The Antibody Specificity Profile assays for antibodies to HLA Class I antigens using the HLA Single Antigen Class I Luminex Bead Test. This test is used to assess a patient’s sensitization to platelet donor HLA. Antibodies to antigen specificities are identified and reported as positive or negative.
The Complement-Dependent Cytotoxic Crossmatch identifies the most important antibodies in the crossmatch test - those responsible for hyperacute rejection of grafts. Donor T and B lymphocytes are incubated with patient serum. Complement is added, and cell death is visually assessed via microscopy. A positive crossmatch due to IgG antibodies directed against HLA-A, -B, -C, -DR and -DQ antigens is a clear contraindication to transplantation because of the high risk of hyperacute rejection.
The T and B Flow cytometric crossmatch identifies IgG HLA antibodies that bind to the surface of the T and/or B cell. This test is more sensitive than the T and B Cell Complement-Dependent Cytotoxic Crossmatch. Patient sera is incubated with donor T and B cells. HLA antibodies in the patient sera bind to HLA antigens on the surface of the lymphocytes and are detected flow cytometrically. The results are reported as the median channel shift (MCS) over the negative control sera. A positive result is >50 MCS for the T cell and for the B cell crossmatch- >100 MCS for crossmatches with cells isolated from living potential donors, and >120 MCS for crossmatches with cells isolated from deceased potential donors. The crossmatch can also be performed after pronase treatment of the lymphocytes. Pronase treatment enzymatically removes Fc receptors and the CD20 molecule leaving HLA molecules intact. The treatment reduces false positive reactions due to non-specific antibody:FC receptor interactions, and rituxan binding to CD20 in patients undergoing desensitization therapy.
The MICA Single Antigen Antibody Screen detects antibodies against a panel of the most common MICA antigens coupled to Luminex beads. Antibodies to MICA antigen specificities are reported with the strength of the antibody (MFI).

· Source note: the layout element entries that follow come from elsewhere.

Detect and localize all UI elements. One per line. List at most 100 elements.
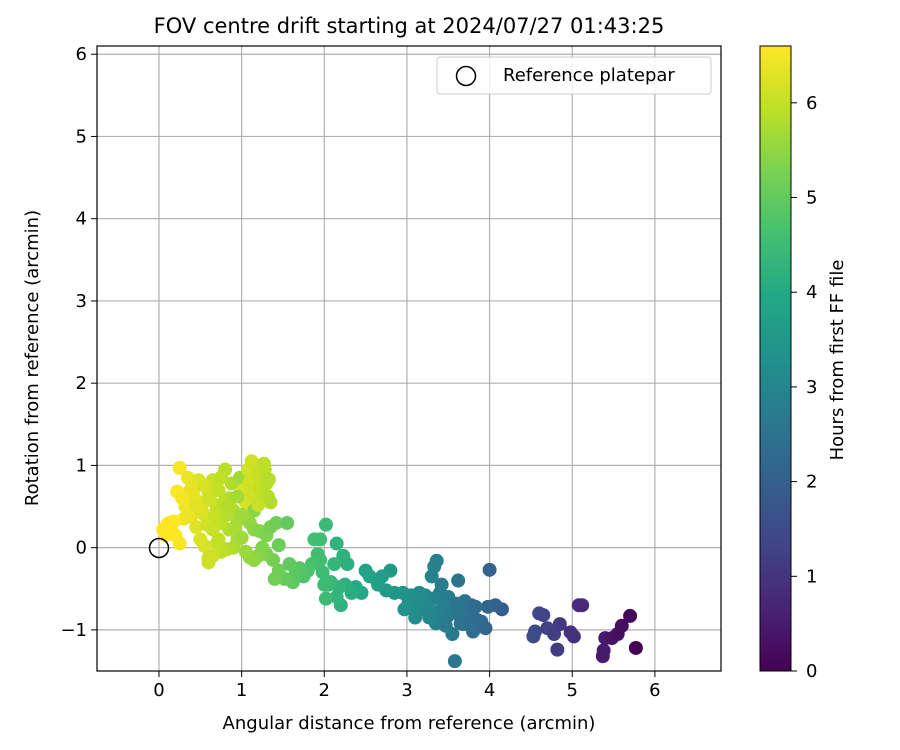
scatter-point — [536, 608, 551, 623]
scatter-point — [271, 538, 286, 553]
y-tick-label: 2 — [76, 373, 87, 394]
scatter-point — [172, 460, 187, 475]
colorbar-tick-label: 2 — [806, 472, 817, 493]
scatter-point — [213, 470, 228, 485]
scatter-point — [230, 489, 245, 504]
scatter-point — [628, 640, 643, 655]
scatter-point — [575, 598, 590, 613]
scatter-point — [318, 517, 333, 532]
scatter-point — [329, 589, 344, 604]
scatter-point — [429, 553, 444, 568]
scatter-point — [201, 550, 216, 565]
scatter-point — [256, 456, 271, 471]
scatter-point — [234, 530, 249, 545]
scatter-point — [313, 532, 328, 547]
scatter-point — [280, 515, 295, 530]
y-tick-label: 4 — [76, 209, 87, 230]
scatter-point — [267, 571, 282, 586]
y-axis-ticks: −1 0 1 2 3 4 5 6 — [60, 44, 97, 641]
scatter-point — [180, 509, 195, 524]
colorbar-tick-label: 5 — [806, 188, 817, 209]
scatter-point — [327, 557, 342, 572]
scatter-point — [358, 563, 373, 578]
scatter-point — [547, 626, 562, 641]
x-axis-ticks: 0 1 2 3 4 5 6 — [153, 671, 661, 701]
legend-box — [436, 56, 712, 95]
x-tick-label: 0 — [153, 680, 164, 701]
scatter-point — [282, 557, 297, 572]
legend-label: Reference platepar — [503, 65, 675, 86]
colorbar-tick-label: 1 — [806, 566, 817, 587]
plot-frame — [96, 45, 722, 672]
scatter-point — [596, 643, 611, 658]
x-tick-label: 3 — [401, 680, 412, 701]
legend-marker-icon — [455, 65, 477, 87]
scatter-point — [318, 591, 333, 606]
colorbar-gradient — [759, 45, 792, 672]
scatter-point — [234, 507, 249, 522]
scatter-point — [251, 497, 266, 512]
scatter-point — [468, 599, 483, 614]
colorbar-label: Hours from first FF file — [827, 260, 848, 461]
scatter-point — [269, 515, 284, 530]
scatter-point — [228, 520, 243, 535]
scatter-point — [447, 654, 462, 669]
x-tick-label: 5 — [567, 680, 578, 701]
scatter-point — [222, 499, 237, 514]
scatter-point — [208, 509, 223, 524]
scatter-point — [315, 565, 330, 580]
y-tick-label: 3 — [76, 291, 87, 312]
y-tick-label: 1 — [76, 455, 87, 476]
scatter-point — [550, 642, 565, 657]
scatter-point — [434, 577, 449, 592]
colorbar: 0 1 2 3 4 5 6 Hours from first FF file — [759, 45, 848, 682]
scatter-point — [482, 562, 497, 577]
scatter-point — [451, 573, 466, 588]
scatter-point — [238, 544, 253, 559]
scatter-point — [189, 520, 204, 535]
data-points — [156, 454, 643, 669]
y-tick-label: 0 — [76, 538, 87, 559]
scatter-point — [261, 472, 276, 487]
scatter-point — [438, 618, 453, 633]
scatter-point — [566, 629, 581, 644]
scatter-point — [480, 599, 495, 614]
legend: Reference platepar — [436, 56, 712, 95]
scatter-point — [317, 577, 332, 592]
x-axis-label: Angular distance from reference (arcmin) — [223, 713, 596, 734]
colorbar-tick-label: 3 — [806, 377, 817, 398]
scatter-point — [166, 514, 181, 529]
scatter-point — [263, 495, 278, 510]
y-tick-label: 5 — [76, 126, 87, 147]
scatter-point — [244, 454, 259, 469]
scatter-point — [197, 478, 212, 493]
scatter-point — [397, 602, 412, 617]
scatter-point — [463, 618, 478, 633]
x-tick-label: 4 — [484, 680, 495, 701]
x-tick-label: 1 — [236, 680, 247, 701]
y-axis-label: Rotation from reference (arcmin) — [22, 210, 43, 506]
scatter-point — [203, 492, 218, 507]
scatter-point — [526, 629, 541, 644]
scatter-point — [175, 491, 190, 506]
chart-title: FOV centre drift starting at 2024/07/27 … — [154, 14, 665, 38]
scatter-point — [205, 522, 220, 537]
grid-lines — [97, 46, 721, 671]
colorbar-tick-label: 4 — [806, 282, 817, 303]
scatter-point — [623, 608, 638, 623]
scatter-point — [336, 548, 351, 563]
scatter-point — [449, 596, 464, 611]
scatter-point — [193, 532, 208, 547]
y-tick-label: 6 — [76, 44, 87, 65]
scatter-point — [211, 483, 226, 498]
x-tick-label: 6 — [649, 680, 660, 701]
reference-point-marker — [148, 537, 170, 559]
scatter-point — [329, 536, 344, 551]
plot-area: 0 1 2 3 4 5 6 −1 0 1 2 3 4 5 6 — [60, 44, 722, 701]
colorbar-tick-label: 6 — [806, 93, 817, 114]
x-tick-label: 2 — [319, 680, 330, 701]
y-tick-label: −1 — [60, 620, 87, 641]
scatter-point — [614, 618, 629, 633]
colorbar-ticks: 0 1 2 3 4 5 6 — [791, 93, 817, 682]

Angiotensin II type I receptor II (AT1R) is a G protein-coupled receptor that mediates angiotensin effects and causes vasoconstriction in vascular smooth muscle cells, aldosterone secretion by the adrenal cortex and sodium reabsorption in proximal tubules. Binding of antibodies to AT1R mimics angiotensin II binding, results in agonistic activation of AT1R signaling pathways, and contributes to hypertension. Recent studies found a significant association of anti-AT1R antibodies, both pre- and post- transplantation, with graft rejection and failure in kidney and heart transplantation. Antibodies to AT1R are identified in an ELISA based platform. At a serum dilution of 1:40 a result >10 U/ml indicates risk of endothelial cell dysfunction. A sera with AT1R levels >40U/ml can be diluted to determine the titer of the antibody.
Endothelial cells constitute the first point of contact between the transplanted organ and the recipient's immune system. Antibodies reactive with donor endothelial cell antigens have been implicated in cases of humoral rejection in the absence HLA antibodies. The Endothelial Cell crossmatch (ECXM) identifies antibodies to non-HLA antigens expressed on endothelial cells. The results are reported as the median channel shift (MCS) over the negative control sera. A positive result is >50 MCS.